40% of the way through Monte Cristo but am reading one volume a month and alternating it with other things.

koogs, Thursday, 21 March 2019 18:26 (five years ago) link

I'm rereading Wuthering Heights!

recriminations from the nitpicking woke (Alfred, Lord Sotosyn), Thursday, 21 March 2019 18:35 (five years ago) link

(I read JE, WH and Agnes Grey in the same month, all great although WH was too long)

koogs, Thursday, 21 March 2019 20:12 (five years ago) link

Back to Andy Beckett, PROMISED YOU A MIRACLE. Very readable yet so long that it's taking me ages.

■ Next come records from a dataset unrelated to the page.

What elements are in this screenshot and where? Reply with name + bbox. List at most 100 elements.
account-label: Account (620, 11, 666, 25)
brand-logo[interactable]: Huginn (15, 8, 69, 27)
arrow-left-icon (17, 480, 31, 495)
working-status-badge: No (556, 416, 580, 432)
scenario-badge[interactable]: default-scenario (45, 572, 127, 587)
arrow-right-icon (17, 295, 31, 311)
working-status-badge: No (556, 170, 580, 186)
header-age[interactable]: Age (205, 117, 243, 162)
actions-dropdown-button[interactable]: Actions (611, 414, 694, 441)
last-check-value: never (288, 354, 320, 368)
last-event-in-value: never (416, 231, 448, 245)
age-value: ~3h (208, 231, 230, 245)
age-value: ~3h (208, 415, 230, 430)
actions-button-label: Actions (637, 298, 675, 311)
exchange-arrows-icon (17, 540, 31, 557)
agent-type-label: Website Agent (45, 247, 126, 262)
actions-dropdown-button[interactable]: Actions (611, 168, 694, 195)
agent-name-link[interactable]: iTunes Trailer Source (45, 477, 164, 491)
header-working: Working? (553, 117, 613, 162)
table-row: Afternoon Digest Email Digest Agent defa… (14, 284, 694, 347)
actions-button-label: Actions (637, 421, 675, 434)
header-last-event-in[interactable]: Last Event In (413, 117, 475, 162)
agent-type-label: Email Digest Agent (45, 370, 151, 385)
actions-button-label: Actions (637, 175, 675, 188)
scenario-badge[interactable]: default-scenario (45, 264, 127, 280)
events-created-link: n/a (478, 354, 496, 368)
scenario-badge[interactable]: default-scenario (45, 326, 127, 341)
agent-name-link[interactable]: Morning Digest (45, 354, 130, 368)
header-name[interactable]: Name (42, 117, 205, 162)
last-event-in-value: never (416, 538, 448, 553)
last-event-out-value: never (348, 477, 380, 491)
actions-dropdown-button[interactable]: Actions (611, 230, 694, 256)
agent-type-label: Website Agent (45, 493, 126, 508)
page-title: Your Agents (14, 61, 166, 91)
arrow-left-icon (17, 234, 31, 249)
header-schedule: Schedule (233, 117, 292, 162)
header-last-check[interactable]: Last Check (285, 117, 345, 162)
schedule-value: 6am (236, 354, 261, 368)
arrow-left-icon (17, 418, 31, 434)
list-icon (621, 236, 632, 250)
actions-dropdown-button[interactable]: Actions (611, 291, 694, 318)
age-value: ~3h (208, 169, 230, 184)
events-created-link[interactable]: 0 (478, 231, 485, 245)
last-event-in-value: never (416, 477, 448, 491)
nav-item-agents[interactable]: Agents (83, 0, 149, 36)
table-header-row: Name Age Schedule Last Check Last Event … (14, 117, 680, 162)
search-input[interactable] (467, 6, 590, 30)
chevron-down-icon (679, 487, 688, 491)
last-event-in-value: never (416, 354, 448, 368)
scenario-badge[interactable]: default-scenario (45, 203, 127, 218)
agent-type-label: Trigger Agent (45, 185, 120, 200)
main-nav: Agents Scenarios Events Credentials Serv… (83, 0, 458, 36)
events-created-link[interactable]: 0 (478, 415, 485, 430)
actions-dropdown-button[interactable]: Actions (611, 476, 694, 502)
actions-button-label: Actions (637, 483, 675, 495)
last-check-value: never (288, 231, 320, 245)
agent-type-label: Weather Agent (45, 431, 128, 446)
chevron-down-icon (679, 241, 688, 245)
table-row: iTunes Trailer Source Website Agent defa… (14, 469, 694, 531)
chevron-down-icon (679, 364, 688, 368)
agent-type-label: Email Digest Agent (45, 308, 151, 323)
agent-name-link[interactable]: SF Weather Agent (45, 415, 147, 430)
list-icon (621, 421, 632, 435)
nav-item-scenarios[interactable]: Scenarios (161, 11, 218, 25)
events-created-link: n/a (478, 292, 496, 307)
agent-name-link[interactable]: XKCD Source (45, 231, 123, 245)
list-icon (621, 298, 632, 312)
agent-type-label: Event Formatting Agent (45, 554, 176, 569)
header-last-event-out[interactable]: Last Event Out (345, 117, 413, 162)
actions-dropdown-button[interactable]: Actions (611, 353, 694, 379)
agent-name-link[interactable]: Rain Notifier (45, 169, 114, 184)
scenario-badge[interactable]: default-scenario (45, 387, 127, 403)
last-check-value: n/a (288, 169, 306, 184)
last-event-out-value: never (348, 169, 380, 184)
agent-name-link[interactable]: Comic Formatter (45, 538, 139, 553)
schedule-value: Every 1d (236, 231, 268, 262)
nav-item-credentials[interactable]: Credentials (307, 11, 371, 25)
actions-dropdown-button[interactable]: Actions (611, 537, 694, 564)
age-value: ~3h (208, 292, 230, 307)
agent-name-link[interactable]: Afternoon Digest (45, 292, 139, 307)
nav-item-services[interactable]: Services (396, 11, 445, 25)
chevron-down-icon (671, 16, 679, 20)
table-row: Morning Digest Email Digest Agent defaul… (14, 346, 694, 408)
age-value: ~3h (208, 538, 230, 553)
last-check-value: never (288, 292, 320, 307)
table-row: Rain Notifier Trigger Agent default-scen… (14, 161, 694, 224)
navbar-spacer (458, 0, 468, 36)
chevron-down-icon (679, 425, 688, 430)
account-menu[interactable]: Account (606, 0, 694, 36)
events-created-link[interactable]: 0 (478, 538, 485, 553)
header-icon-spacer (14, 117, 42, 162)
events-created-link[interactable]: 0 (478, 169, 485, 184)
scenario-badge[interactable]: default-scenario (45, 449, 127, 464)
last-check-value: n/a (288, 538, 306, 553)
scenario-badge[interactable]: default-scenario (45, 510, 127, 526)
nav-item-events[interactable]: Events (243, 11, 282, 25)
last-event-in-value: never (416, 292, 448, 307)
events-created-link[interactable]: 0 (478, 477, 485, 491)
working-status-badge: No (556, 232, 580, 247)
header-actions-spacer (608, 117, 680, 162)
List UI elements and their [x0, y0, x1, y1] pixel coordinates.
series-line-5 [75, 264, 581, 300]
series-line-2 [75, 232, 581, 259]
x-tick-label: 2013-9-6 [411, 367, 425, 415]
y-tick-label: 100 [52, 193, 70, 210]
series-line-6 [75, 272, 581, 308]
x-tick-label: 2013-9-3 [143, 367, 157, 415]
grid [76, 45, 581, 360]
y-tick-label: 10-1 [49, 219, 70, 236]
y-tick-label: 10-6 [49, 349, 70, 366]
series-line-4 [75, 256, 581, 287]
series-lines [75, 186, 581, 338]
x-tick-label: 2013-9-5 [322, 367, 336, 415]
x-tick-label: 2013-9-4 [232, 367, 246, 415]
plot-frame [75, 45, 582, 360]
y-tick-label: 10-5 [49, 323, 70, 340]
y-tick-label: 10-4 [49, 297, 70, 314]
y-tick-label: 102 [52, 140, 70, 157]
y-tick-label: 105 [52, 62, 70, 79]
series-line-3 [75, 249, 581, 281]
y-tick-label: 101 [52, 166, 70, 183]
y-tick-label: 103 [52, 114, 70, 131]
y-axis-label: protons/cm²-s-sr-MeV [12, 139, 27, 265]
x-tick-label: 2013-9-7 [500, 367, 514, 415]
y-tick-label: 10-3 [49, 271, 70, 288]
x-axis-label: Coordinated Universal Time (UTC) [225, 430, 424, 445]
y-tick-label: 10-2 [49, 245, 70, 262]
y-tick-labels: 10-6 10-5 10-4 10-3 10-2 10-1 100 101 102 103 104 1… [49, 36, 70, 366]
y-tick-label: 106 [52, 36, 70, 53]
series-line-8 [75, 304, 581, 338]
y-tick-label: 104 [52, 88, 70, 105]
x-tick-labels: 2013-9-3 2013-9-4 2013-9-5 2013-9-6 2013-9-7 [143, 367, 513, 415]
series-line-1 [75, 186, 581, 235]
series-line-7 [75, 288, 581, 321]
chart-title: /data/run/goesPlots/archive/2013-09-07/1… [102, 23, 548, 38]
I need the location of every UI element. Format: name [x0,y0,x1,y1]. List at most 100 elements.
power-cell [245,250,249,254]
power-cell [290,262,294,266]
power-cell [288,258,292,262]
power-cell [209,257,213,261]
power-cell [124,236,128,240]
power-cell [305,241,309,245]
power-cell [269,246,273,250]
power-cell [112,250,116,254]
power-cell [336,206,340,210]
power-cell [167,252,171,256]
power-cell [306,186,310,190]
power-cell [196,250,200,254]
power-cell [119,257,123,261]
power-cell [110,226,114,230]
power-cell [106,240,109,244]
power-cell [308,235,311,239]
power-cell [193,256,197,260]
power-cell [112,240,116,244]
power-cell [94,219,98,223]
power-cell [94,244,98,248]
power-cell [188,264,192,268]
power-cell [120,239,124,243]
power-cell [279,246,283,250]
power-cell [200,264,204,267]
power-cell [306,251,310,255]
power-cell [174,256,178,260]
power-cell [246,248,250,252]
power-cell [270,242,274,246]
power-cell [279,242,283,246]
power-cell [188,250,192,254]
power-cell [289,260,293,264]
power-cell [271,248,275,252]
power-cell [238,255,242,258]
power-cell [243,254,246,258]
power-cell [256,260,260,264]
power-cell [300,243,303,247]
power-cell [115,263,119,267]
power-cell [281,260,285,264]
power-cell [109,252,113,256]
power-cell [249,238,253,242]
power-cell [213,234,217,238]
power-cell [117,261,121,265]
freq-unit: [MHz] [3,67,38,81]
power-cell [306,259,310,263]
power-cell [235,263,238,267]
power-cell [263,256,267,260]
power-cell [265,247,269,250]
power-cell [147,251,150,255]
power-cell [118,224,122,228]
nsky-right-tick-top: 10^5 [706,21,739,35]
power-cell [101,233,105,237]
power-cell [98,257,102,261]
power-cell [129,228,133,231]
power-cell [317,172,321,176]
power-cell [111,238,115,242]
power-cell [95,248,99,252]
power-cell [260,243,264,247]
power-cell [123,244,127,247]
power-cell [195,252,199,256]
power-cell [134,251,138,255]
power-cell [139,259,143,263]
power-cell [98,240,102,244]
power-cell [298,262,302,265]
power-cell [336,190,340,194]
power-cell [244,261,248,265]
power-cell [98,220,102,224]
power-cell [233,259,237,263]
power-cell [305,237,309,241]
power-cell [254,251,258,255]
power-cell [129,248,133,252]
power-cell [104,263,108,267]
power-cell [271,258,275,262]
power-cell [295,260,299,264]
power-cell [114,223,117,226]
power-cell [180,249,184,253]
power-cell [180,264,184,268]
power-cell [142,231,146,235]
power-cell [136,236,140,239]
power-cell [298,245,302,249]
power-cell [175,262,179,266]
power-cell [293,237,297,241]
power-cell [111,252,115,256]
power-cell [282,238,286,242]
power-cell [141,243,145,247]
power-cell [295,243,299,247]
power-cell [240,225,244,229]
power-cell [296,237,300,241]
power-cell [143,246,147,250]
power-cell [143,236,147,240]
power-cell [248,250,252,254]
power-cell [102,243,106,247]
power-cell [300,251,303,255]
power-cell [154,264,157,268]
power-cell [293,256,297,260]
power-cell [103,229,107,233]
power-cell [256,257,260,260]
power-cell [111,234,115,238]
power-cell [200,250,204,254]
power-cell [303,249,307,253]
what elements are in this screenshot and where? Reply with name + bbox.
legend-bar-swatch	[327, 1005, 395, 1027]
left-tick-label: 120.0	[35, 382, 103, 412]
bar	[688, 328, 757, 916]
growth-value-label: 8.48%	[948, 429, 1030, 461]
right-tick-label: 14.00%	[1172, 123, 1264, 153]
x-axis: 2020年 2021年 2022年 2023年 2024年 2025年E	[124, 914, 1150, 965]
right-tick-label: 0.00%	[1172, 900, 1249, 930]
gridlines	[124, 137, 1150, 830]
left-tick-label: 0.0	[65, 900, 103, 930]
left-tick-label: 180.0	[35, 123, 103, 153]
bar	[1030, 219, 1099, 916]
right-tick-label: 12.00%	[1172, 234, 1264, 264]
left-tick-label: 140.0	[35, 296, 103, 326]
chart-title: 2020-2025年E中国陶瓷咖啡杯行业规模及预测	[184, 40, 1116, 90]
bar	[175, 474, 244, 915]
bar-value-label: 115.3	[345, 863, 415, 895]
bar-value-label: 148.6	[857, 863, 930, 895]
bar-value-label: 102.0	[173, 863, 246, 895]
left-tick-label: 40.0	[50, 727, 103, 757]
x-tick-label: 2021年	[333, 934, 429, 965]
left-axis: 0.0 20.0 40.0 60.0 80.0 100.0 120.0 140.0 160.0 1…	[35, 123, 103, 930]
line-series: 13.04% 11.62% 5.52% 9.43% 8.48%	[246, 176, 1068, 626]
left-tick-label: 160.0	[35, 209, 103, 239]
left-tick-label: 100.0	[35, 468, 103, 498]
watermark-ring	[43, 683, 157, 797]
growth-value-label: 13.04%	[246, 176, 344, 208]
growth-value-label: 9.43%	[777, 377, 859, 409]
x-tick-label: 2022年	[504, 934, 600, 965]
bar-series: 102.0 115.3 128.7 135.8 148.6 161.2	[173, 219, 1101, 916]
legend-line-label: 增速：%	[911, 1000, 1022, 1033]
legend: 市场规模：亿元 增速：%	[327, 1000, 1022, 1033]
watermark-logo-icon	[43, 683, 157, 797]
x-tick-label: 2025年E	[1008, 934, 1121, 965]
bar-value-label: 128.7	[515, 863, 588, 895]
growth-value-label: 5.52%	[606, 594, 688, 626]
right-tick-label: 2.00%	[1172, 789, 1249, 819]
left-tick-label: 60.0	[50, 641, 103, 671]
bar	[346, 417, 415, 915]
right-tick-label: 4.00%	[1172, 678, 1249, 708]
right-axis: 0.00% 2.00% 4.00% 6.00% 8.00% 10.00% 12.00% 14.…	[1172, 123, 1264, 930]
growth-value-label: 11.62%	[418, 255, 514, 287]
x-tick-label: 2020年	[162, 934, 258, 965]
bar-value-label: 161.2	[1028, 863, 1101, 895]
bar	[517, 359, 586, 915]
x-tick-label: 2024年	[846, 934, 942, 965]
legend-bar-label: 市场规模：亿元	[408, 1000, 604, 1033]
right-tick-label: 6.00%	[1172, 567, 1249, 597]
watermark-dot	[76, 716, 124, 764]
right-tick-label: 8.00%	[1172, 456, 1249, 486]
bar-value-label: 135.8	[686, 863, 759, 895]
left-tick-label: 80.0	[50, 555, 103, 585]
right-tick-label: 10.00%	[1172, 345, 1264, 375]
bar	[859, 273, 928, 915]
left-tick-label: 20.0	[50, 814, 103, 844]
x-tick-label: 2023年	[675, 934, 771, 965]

the pinefox, Thursday, 21 March 2019 20:47 (five years ago) link

A Voice Through A Cloud by Denton Welch, my first of his. All about the piping high gorgeousness of his prose. I kept thinking “English Thomas Wolfe” but god knows I haven’t read Wolfe these thirty years so the comparison is probably bollocksy.

My Year of Rest and Relaxation by Otessa Mosfegh, it’s good, maybe not as good as I’d been led to expect but that’s hardly the book’s fault. I thought I was going to read a kind of Miss Mundane gets into NYC scrapes, which I suppose I did, but the scrapes are much more sombre than the capers with gangsters I (for some reason) had imagined. Nominated for the Wellcome Prize as I understand it, presumably on the basis of it dealing with mental illness and addiction to prescription drugs?

Who Killed My Father by Édouard Louis, super-brief and fantastically sharp piece on what capital does to us, mainly in terms of what capital does to our bodies. Our minds too, but critically our bodies. This nearly had me crying tears of rage on the 63 bus, I think it’s likely the best book I’ve read this year so far. It’s just so fucking fierce, just when you think it’s going to fail to be fierce.